All it takes anymore is the lack of a cable television subscription to feel cut off from the world. It's that feeling that snakes its way through Be Brave, a collection of a dozen songs that instantly transports you back to a dingy, sun-blasted Austin recording studio, maybe the same one where the Sir Douglas Quintet cut their classic records so long ago. I'm not the first person to suggest that the current tidal wave of raw, noisy garage rock is an obvious reaction to the gaudy, glitzy, and superficial direction that mainstream music has taken in the last few years, but I'll be goddamned if it isn't the honest truth. Now, it's as easy as dialing up the "sad" preset on the Pro Tools rig to create some standardized depression. I've heard so much soul-less and skin-deep melancholy as of late, and it's always colored with phony tabloid angst and cutesy attempts to shock. Sambol just drops gem after gem in his slurred, whiny, matter-of-fact drawl, and evokes the spirits of Roky Erickson, Mick n' Keef, and Mr. Zimmerman. Who's to fault him for growing up in the wrong era? "I smile and think sex is like laughter. You do it differently with different people, and sometimes you feel sick after."
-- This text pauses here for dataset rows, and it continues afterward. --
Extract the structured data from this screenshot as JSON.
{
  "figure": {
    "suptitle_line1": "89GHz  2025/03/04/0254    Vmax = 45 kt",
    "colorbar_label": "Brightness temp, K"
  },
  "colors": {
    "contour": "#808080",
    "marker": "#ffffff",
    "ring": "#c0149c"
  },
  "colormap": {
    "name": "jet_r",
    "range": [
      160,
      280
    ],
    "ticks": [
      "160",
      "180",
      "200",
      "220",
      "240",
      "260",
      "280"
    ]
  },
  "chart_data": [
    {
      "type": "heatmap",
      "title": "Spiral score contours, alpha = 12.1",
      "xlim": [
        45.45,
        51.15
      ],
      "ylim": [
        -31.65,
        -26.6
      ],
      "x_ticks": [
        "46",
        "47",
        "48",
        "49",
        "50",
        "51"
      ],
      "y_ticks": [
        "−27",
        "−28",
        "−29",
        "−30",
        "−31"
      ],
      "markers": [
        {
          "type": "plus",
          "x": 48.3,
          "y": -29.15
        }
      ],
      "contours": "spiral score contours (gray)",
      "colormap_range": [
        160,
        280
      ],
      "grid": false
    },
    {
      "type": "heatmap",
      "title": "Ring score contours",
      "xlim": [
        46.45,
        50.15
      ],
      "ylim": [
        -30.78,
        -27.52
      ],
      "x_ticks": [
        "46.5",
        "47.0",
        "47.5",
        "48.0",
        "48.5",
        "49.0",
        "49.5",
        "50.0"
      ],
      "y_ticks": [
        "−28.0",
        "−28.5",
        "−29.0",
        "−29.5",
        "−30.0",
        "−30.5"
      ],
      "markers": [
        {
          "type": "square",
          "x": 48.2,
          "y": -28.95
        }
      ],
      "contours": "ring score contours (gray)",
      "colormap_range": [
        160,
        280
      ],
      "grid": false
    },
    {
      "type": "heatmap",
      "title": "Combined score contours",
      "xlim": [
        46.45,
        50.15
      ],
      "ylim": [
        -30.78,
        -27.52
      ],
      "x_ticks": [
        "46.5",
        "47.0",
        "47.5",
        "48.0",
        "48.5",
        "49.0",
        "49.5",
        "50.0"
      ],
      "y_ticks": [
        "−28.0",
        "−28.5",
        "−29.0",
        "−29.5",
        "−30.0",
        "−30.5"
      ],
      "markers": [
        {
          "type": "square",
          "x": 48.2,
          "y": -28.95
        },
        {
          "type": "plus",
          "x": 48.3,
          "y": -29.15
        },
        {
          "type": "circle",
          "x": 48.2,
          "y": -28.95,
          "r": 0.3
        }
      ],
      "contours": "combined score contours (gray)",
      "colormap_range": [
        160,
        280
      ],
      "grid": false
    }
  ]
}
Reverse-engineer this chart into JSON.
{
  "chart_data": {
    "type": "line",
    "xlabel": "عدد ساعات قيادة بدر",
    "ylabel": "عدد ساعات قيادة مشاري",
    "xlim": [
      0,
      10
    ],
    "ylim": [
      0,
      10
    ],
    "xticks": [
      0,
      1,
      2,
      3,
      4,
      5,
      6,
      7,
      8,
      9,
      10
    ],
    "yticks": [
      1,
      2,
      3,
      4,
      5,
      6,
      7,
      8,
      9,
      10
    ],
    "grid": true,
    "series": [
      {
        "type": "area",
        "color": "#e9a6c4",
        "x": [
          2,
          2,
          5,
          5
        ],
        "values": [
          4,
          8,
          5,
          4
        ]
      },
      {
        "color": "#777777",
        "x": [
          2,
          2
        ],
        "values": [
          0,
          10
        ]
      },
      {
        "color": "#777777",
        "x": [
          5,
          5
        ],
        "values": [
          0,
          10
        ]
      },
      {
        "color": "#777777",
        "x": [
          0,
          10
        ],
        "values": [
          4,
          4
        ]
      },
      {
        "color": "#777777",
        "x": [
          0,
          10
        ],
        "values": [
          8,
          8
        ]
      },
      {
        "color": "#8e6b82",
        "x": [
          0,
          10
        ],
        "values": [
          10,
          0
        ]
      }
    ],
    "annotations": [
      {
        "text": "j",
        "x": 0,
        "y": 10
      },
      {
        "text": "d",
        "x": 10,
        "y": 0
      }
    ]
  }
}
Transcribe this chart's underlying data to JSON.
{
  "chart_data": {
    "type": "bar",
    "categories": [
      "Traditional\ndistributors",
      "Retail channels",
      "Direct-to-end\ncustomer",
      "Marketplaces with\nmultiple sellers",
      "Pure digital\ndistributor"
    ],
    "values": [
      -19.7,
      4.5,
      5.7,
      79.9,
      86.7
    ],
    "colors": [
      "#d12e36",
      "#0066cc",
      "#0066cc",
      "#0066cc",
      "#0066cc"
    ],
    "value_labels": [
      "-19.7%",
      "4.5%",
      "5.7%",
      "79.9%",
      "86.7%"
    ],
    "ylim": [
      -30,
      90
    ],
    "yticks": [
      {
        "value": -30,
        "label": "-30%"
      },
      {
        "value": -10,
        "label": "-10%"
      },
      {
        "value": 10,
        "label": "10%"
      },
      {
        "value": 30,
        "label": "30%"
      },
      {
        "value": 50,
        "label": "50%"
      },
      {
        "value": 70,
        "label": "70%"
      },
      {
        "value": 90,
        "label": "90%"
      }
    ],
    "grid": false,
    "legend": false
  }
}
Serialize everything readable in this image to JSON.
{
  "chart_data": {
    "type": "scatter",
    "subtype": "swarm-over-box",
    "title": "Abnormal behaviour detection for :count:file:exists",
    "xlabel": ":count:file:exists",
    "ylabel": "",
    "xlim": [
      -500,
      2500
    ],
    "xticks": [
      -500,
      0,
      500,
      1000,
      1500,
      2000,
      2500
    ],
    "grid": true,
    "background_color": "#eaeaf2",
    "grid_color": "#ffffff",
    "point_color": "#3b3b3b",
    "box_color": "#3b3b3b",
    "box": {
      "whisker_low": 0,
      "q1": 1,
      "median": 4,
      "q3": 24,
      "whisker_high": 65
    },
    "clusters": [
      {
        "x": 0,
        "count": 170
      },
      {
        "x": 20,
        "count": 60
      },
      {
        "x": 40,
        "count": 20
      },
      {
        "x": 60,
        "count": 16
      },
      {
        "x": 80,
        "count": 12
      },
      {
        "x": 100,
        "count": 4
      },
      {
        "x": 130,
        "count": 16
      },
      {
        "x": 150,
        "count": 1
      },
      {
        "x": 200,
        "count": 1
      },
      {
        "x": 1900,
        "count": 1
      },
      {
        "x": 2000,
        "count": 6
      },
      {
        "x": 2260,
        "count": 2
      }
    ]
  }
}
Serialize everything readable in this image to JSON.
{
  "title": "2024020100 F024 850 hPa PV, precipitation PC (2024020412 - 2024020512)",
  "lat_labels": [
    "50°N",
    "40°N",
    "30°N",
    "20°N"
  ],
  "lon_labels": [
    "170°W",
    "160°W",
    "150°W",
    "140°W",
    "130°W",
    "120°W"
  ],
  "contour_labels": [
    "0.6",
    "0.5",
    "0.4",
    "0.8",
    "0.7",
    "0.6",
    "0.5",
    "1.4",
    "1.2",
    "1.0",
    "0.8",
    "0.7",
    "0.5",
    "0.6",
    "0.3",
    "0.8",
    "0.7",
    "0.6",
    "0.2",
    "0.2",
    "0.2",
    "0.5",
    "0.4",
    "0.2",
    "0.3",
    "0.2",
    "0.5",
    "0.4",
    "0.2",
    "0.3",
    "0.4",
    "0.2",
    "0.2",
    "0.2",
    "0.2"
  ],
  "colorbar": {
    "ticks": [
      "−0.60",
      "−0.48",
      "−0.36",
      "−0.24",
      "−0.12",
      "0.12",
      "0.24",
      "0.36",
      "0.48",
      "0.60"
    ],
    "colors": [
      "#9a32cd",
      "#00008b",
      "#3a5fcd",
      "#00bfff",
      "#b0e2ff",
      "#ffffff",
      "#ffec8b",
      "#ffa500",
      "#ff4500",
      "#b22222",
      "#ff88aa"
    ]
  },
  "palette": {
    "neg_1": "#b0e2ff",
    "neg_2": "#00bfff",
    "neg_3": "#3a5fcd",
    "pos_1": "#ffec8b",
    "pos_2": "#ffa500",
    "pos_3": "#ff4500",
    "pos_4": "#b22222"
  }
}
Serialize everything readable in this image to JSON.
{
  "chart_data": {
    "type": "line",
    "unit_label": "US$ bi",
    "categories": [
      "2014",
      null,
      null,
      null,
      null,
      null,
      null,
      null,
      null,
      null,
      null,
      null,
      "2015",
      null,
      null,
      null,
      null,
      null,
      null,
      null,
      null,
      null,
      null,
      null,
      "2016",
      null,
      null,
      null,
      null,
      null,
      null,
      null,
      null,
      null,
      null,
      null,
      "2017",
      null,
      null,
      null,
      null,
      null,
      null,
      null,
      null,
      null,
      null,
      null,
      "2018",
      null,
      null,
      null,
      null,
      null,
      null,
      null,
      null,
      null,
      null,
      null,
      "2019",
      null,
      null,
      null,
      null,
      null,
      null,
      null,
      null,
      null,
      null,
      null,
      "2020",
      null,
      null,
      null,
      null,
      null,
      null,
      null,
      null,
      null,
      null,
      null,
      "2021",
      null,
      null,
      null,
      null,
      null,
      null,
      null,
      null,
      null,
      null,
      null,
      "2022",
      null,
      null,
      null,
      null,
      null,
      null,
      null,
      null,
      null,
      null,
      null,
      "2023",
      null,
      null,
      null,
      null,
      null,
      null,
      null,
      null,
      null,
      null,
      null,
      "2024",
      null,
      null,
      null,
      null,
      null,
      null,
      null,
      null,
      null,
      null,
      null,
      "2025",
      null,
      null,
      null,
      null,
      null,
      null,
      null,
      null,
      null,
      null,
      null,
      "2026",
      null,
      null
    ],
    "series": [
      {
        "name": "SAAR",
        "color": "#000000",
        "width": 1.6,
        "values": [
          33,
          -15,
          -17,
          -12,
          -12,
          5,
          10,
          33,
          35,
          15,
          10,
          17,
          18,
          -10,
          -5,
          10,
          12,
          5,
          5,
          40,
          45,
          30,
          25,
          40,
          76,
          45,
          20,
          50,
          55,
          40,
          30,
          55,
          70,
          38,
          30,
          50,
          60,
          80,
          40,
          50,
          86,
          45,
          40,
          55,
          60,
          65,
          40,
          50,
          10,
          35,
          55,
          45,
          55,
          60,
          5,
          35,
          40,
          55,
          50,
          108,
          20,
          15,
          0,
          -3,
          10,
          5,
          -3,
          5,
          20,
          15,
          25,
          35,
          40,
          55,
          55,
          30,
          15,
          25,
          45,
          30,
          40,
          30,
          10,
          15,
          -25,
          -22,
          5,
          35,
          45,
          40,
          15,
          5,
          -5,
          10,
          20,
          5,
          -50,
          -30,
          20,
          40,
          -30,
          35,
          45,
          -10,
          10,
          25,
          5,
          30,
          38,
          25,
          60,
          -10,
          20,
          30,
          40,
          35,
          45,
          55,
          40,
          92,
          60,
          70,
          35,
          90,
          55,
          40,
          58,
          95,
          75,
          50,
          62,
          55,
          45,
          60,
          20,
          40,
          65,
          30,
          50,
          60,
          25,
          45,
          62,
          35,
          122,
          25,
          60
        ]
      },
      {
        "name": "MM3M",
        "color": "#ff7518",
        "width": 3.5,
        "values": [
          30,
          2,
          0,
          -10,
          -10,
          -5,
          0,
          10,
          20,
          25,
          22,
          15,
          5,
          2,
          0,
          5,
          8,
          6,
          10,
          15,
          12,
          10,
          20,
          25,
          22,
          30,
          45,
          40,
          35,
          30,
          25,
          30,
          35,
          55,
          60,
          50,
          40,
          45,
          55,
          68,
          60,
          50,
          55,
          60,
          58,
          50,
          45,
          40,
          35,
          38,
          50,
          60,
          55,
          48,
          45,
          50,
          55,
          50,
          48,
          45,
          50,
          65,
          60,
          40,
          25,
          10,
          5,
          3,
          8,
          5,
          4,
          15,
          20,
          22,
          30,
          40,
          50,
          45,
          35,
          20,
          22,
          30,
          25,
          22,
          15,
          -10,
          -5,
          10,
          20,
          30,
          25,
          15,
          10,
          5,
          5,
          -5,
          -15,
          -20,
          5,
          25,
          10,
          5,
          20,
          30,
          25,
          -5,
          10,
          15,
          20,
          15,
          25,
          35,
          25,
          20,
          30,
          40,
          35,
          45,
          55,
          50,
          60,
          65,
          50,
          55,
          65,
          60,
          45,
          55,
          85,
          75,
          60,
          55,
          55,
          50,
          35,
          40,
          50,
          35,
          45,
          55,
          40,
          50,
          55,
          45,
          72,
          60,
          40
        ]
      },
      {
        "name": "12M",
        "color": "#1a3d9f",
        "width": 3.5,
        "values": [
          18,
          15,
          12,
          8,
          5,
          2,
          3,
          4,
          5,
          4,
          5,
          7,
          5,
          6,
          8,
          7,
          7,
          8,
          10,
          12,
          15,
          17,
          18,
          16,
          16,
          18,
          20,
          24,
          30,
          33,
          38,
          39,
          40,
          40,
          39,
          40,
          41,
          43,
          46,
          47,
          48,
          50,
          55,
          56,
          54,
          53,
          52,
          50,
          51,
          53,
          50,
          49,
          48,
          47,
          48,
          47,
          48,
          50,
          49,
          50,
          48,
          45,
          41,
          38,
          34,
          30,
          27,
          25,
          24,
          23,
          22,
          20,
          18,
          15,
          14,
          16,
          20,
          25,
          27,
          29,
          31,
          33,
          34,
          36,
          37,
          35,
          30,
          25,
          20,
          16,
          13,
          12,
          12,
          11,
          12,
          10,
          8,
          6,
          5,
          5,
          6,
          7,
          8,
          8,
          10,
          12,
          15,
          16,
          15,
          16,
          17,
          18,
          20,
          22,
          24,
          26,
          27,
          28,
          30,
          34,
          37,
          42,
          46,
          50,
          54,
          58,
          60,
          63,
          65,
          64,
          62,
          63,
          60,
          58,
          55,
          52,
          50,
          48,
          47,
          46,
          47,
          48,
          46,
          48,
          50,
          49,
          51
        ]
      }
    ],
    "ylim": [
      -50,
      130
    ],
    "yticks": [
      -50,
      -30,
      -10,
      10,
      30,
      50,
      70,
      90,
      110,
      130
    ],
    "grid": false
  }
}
So yeah, I evoked the names of some heavy hitters from the past, much like a last-call bar comedian evokes the jokes in a desperate play for some early morning companionship. The music on Be Brave is timeless and universal, so forgive the outrageous hyperbole. Sometimes, music hits you at just the right moment, capturing the right mood and feel so perfectly that it attains instant sentimental value. Hell, I even tried to buy the fucking thing, only to find out my friendly neighborhood record shop didn't have the LP in stock. Sure, I could have bought the CD, but who wants that?! This album demands to be pulled out of a big-ass sleeve, placed on a turntable, and appointed as the soundtrack to a long afternoon of lounging around in contemplative thought. After all, it's only rock n' roll, and the Strange Boys haven't forgotten. You gotta be brave. It don't seem like no choice to me. Sooner or later, the night time comes back around, and everything starts over again.